In the case of corporate bonds, raising financial capital works in two ways for both the borrower and the lender. While relatively small firms take up bonds to fund their businesses, large firms that issue these bonds do so as a means of raising financial capital as well. These large firms may need to raise financial capital to pay for investments, acquire other firms, or pay off old bonds.

Selling stock: This is a common way of raising financial capital amongst most corporations, especially public traded companies. Private companies that seek to expand their investor-base and their access to funds or capital often opt to go public. By going public, these companies get listed on stock exchanges. That way, public investors can buy the stock of such companies. A stock is a type of security that represents part ownership in a corporation. It can also be said to be the total shares into which ownership of a company is divided. Collectively, shares are known as stock, and one share of a stock represents part ownership of a company in proportion to the total number of shares.

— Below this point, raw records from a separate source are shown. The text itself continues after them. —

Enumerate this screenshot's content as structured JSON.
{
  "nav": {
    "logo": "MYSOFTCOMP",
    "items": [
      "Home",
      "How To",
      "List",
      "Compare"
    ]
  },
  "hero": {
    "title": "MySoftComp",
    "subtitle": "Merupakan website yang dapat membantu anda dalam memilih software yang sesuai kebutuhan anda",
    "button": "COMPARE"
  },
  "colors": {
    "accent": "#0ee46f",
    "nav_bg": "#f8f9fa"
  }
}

Investors who buy the shares of stock of a company are known as shareholders. A shareholder’s ownership is determined by the number of shares the holder owns in proportion to the number of outstanding shares. Simply put, the number of shares you own in a corporation would be proportionate to the percentage of your ownership in that company. For example, if a company has 2,000 shares of stock outstanding and you purchase only 100 shares, you would be entitled to only 5% ownership and claim of the company’s assets and earnings. Assuming an investor owns 100% of a company’s stock, by all implication, the person owns the entire company.

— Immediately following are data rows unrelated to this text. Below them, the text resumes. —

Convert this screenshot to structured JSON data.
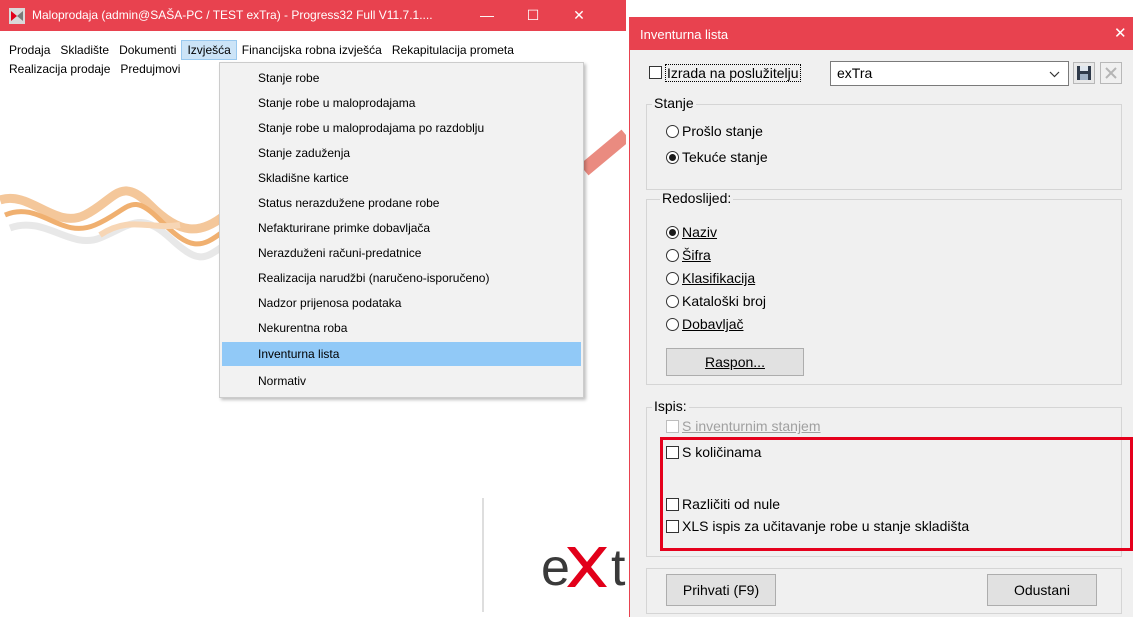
{
  "main_window": {
    "title": "Maloprodaja (admin@SAŠA-PC / TEST exTra) - Progress32 Full V11.7.1....",
    "caption_buttons": {
      "minimize": "—",
      "maximize": "☐",
      "close": "✕"
    },
    "menubar_row1": [
      "Prodaja",
      "Skladište",
      "Dokumenti",
      "Izvješća",
      "Financijska robna izvješća",
      "Rekapitulacija prometa"
    ],
    "menubar_row2": [
      "Realizacija prodaje",
      "Predujmovi"
    ],
    "active_menu": "Izvješća",
    "dropdown_items": [
      "Stanje robe",
      "Stanje robe u maloprodajama",
      "Stanje robe u maloprodajama po razdoblju",
      "Stanje zaduženja",
      "Skladišne kartice",
      "Status nerazdužene prodane robe",
      "Nefakturirane primke dobavljača",
      "Nerazduženi računi-predatnice",
      "Realizacija narudžbi (naručeno-isporučeno)",
      "Nadzor prijenosa podataka",
      "Nekurentna roba",
      "Inventurna lista",
      "Normativ"
    ],
    "highlighted_item": "Inventurna lista",
    "logo_text": "ext"
  },
  "dialog": {
    "title": "Inventurna lista",
    "close": "✕",
    "server_checkbox_label": "Izrada na poslužitelju",
    "server_checked": false,
    "server_value": "exTra",
    "stanje": {
      "label": "Stanje",
      "options": [
        "Prošlo stanje",
        "Tekuće stanje"
      ],
      "selected": "Tekuće stanje"
    },
    "redoslijed": {
      "label": "Redoslijed:",
      "options": [
        "Naziv",
        "Šifra",
        "Klasifikacija",
        "Kataloški broj",
        "Dobavljač"
      ],
      "selected": "Naziv",
      "raspon_button": "Raspon..."
    },
    "ispis": {
      "label": "Ispis:",
      "s_inventurnim": "S inventurnim stanjem",
      "s_kolicinama": "S količinama",
      "razliciti": "Različiti od nule",
      "xls": "XLS ispis za učitavanje robe u stanje skladišta"
    },
    "accept_button": "Prihvati (F9)",
    "cancel_button": "Odustani"
  },
  "colors": {
    "titlebar": "#e8424f",
    "menu_highlight": "#91c9f7",
    "annotation": "#e5001c"
  }
}
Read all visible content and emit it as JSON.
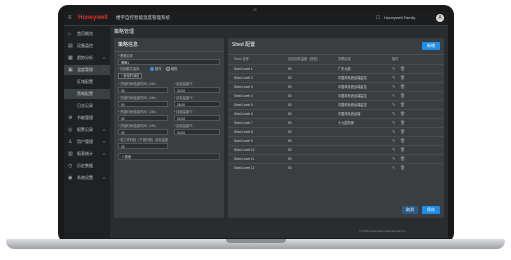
{
  "topbar": {
    "menu_icon": "≡",
    "brand": "Honeywell",
    "app_title": "楼宇自控智能温度管理系统",
    "bell_icon": "☐",
    "user_name": "Honeywell Family",
    "avatar": "A"
  },
  "sidebar": {
    "items": [
      {
        "icon": "⌂",
        "label": "首页概览",
        "caret": ""
      },
      {
        "icon": "▤",
        "label": "设备监控",
        "caret": ""
      },
      {
        "icon": "▦",
        "label": "趋势分析",
        "caret": "v"
      },
      {
        "icon": "▣",
        "label": "温度管理",
        "caret": "^"
      },
      {
        "label": "区域配置"
      },
      {
        "label": "策略配置"
      },
      {
        "label": "日志记录"
      },
      {
        "icon": "⚙",
        "label": "节能管理",
        "caret": ""
      },
      {
        "icon": "◎",
        "label": "报警记录",
        "caret": "v"
      },
      {
        "icon": "♙",
        "label": "用户管理",
        "caret": "v"
      },
      {
        "icon": "▥",
        "label": "报表统计",
        "caret": "v"
      },
      {
        "icon": "◷",
        "label": "历史数据",
        "caret": ""
      },
      {
        "icon": "◉",
        "label": "系统设置",
        "caret": "v"
      }
    ]
  },
  "main": {
    "page_title": "策略管理"
  },
  "left_panel": {
    "title": "策略信息",
    "name_label": "* 策略名称",
    "name_value": "策略1",
    "mode_label": "* 控制模式选择",
    "mode_opt1": "制冷",
    "mode_opt2": "制热",
    "add_btn": "+ 新增时间段",
    "blocks": [
      {
        "l1": "* 开始时间/结束时间（24h）",
        "v1": "00",
        "l2": "* 目标温度/℃",
        "v2": "24.00"
      },
      {
        "l1": "* 开始时间/结束时间（24h）",
        "v1": "00",
        "l2": "* 目标温度/℃",
        "v2": "26.00"
      },
      {
        "l1": "* 开始时间/结束时间（24h）",
        "v1": "00",
        "l2": "* 目标温度/℃",
        "v2": "24.00"
      },
      {
        "l1": "* 开始时间/结束时间（24h）",
        "v1": "00",
        "l2": "* 目标温度/℃",
        "v2": "24.00"
      }
    ],
    "extra_label": "* 非工作时段（下班时段）目标温度",
    "extra_value": "26",
    "expand_row": "> 其他"
  },
  "right_panel": {
    "title": "Shed 配置",
    "add_btn": "新增",
    "headers": [
      "Shed 名称",
      "目标回风温度（按钮）",
      "关联区域",
      "操作"
    ],
    "rows": [
      {
        "name": "Shed Level 1",
        "val": "50",
        "area": "广东大厦"
      },
      {
        "name": "Shed Level 2",
        "val": "50",
        "area": "中国风系统远端监控"
      },
      {
        "name": "Shed Level 3",
        "val": "50",
        "area": "中国风系统远端监控"
      },
      {
        "name": "Shed Level 4",
        "val": "50",
        "area": "中国风系统远端监控"
      },
      {
        "name": "Shed Level 5",
        "val": "50",
        "area": "中国风系统远端监控"
      },
      {
        "name": "Shed Level 6",
        "val": "50",
        "area": "中国风系统远端"
      },
      {
        "name": "Shed Level 7",
        "val": "50",
        "area": "十九层机房"
      },
      {
        "name": "Shed Level 8",
        "val": "50",
        "area": ""
      },
      {
        "name": "Shed Level 9",
        "val": "50",
        "area": ""
      },
      {
        "name": "Shed Level 10",
        "val": "50",
        "area": ""
      },
      {
        "name": "Shed Level 11",
        "val": "50",
        "area": ""
      },
      {
        "name": "Shed Level 12",
        "val": "50",
        "area": ""
      }
    ],
    "edit_icon": "✎",
    "delete_icon": "🗑",
    "cancel_btn": "取消",
    "save_btn": "保存"
  },
  "footer": {
    "copyright": "© 2020 Honeywell International Inc."
  },
  "colors": {
    "accent": "#1e8ee8",
    "brand": "#e0302a",
    "panel": "#3a3e41"
  }
}
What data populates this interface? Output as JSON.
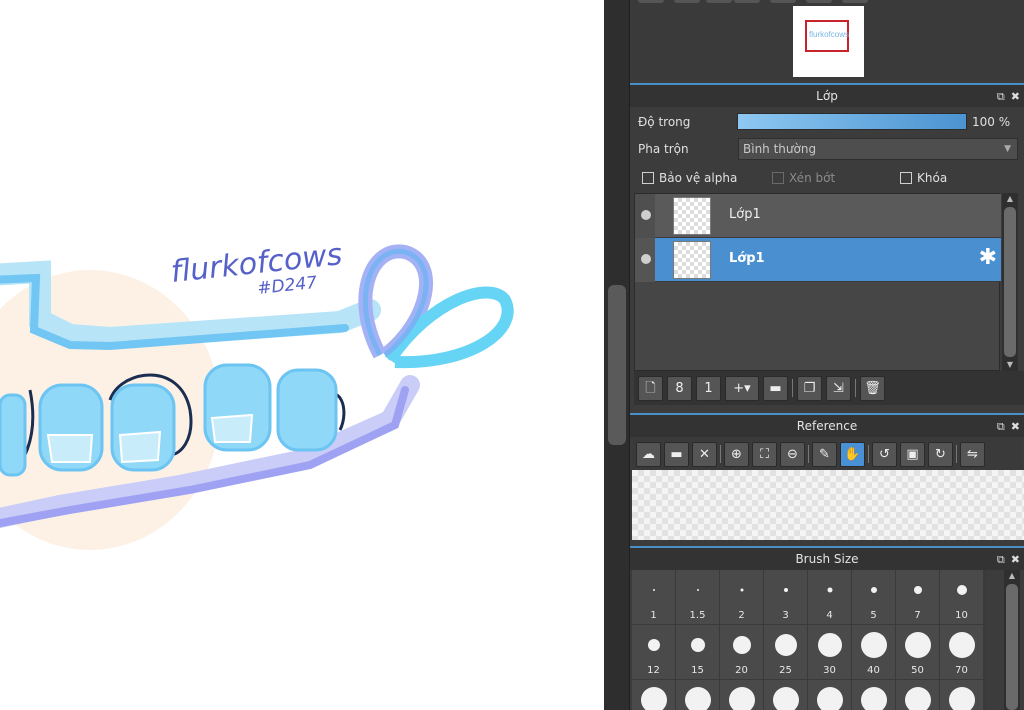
{
  "canvas": {
    "handwriting_line1": "flurkofcows",
    "handwriting_line2": "#D247",
    "art_colors": {
      "outline": "#a7d8f5",
      "stroke": "#6cc4f2",
      "stroke_dark": "#0f2a4a",
      "glow": "#fdeee0",
      "purple": "#9a9cf0"
    }
  },
  "navigator": {
    "thumb_text": "flurkofcows"
  },
  "layer_panel": {
    "title": "Lớp",
    "opacity_label": "Độ trong",
    "opacity_value": "100 %",
    "opacity_fraction": 1.0,
    "blend_label": "Pha trộn",
    "blend_value": "Bình thường",
    "checkboxes": [
      {
        "label": "Bảo vệ alpha",
        "checked": false,
        "enabled": true
      },
      {
        "label": "Xén bớt",
        "checked": false,
        "enabled": false
      },
      {
        "label": "Khóa",
        "checked": false,
        "enabled": true
      }
    ],
    "layers": [
      {
        "name": "Lớp1",
        "selected": false
      },
      {
        "name": "Lớp1",
        "selected": true
      }
    ],
    "toolbar_icons": [
      "new-layer-icon",
      "new-8bit-layer-icon",
      "new-1bit-layer-icon",
      "add-layer-dropdown-icon",
      "folder-icon",
      "duplicate-icon",
      "merge-down-icon",
      "delete-icon"
    ]
  },
  "reference_panel": {
    "title": "Reference",
    "toolbar_icons": [
      "cloud-upload-icon",
      "open-folder-icon",
      "close-icon",
      "zoom-in-icon",
      "fit-icon",
      "zoom-out-icon",
      "eyedropper-icon",
      "hand-icon",
      "rotate-left-icon",
      "fullscreen-icon",
      "rotate-right-icon",
      "flip-icon"
    ],
    "active_tool": "hand-icon"
  },
  "brush_size_panel": {
    "title": "Brush Size",
    "sizes": [
      "1",
      "1.5",
      "2",
      "3",
      "4",
      "5",
      "7",
      "10",
      "12",
      "15",
      "20",
      "25",
      "30",
      "40",
      "50",
      "70"
    ]
  },
  "colors": {
    "accent": "#4a90d4",
    "panel_bg": "#3c3c3c",
    "header_border": "#4a90c8"
  }
}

It is possible for a single company to have hundreds or thousands of investors. As a result of this, it is possible to think that a company would most likely be at a loss if it has to split all its profits across many investors. So, how exactly do corporations make money off selling stocks? Once these companies have been able to successfully get listed publicly they would offer investors the opportunity to buy shares of the company through an initial public offering (IPO).  An IPO serves two functions: (1)to raise funds to pay back early-stage investors, (2) provide financial capital for a company to expand its business operations.

Investors can benefit from buying company stocks either by receiving dividend payments (if the company pays) or by selling their stock at a profit when the company’s value increases. For example, you buy a share of stock in Tesla for $60 at a given time. After a while passes by, the value of the company increases and by extension the stock price of the company (let’s say $95). If you decide to sell your stock at the current high price of $95, you would have had a profit of $35 on what you bought for $60.

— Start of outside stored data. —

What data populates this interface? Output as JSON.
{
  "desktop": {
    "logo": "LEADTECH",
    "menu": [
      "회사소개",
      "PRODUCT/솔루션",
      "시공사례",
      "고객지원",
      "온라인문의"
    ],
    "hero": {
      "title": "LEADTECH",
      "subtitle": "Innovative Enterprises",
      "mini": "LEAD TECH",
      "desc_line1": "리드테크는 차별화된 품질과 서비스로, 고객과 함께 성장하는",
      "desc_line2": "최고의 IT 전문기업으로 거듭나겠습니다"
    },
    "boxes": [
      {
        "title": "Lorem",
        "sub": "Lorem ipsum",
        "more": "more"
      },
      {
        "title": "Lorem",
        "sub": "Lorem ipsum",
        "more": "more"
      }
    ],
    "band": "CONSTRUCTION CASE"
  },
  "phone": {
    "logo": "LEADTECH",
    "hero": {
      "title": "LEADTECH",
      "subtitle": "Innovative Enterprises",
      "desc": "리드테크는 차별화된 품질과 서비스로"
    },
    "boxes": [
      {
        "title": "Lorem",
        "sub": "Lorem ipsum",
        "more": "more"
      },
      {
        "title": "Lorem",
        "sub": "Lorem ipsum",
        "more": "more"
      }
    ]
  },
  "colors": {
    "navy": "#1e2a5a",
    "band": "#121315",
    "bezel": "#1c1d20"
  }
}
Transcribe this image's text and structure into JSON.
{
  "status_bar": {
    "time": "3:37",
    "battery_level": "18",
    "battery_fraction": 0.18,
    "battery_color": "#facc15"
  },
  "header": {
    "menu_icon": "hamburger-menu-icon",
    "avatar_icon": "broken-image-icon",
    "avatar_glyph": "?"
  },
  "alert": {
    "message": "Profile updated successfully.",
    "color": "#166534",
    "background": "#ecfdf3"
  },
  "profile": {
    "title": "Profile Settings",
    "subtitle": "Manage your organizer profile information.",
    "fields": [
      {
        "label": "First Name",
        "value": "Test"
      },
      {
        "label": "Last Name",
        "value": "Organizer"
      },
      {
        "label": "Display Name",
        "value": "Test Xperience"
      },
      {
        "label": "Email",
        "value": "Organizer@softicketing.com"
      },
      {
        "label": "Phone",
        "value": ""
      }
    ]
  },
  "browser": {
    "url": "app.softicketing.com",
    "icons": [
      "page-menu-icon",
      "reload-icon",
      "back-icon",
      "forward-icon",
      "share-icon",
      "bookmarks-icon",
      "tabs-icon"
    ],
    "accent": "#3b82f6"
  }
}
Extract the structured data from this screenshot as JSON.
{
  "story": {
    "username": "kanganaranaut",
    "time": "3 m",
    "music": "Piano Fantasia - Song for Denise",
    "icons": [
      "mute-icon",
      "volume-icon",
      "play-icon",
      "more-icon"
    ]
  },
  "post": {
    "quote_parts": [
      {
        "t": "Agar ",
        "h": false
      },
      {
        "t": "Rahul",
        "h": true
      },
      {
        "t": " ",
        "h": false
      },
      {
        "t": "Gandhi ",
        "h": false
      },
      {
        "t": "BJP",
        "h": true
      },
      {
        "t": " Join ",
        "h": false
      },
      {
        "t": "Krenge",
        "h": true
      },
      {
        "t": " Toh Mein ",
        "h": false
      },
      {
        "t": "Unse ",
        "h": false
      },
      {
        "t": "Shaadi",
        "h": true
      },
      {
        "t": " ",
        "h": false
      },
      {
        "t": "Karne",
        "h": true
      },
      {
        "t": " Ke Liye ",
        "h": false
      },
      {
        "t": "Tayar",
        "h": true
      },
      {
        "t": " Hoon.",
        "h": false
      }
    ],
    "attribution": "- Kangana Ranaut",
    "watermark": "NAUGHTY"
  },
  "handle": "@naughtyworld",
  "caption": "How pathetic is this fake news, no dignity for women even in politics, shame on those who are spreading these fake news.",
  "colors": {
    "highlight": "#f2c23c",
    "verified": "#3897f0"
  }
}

It is a win-win situation for both companies and investors. The company raises financial capital through an IPO while the investors get returns on dividends paid by the companies or by selling their stock at a profit.

Considering that a company may have thousands of investors and it would be illogical to take in thousands of decisions on a daily basis. Instead, through their shares, holders are able to vote in the election of new board members they believe are capable of running the affairs of the company with the best interest of the shareholders at heart. Though the shareholders do not directly have a say in the management of a company, they still have a level of impact on the policy of the company through the elected board of directors. The candidates are usually nominated by company insiders. If the shareholder perceives that the board is not performing well they can select or elect a new board to handle the affairs of the company.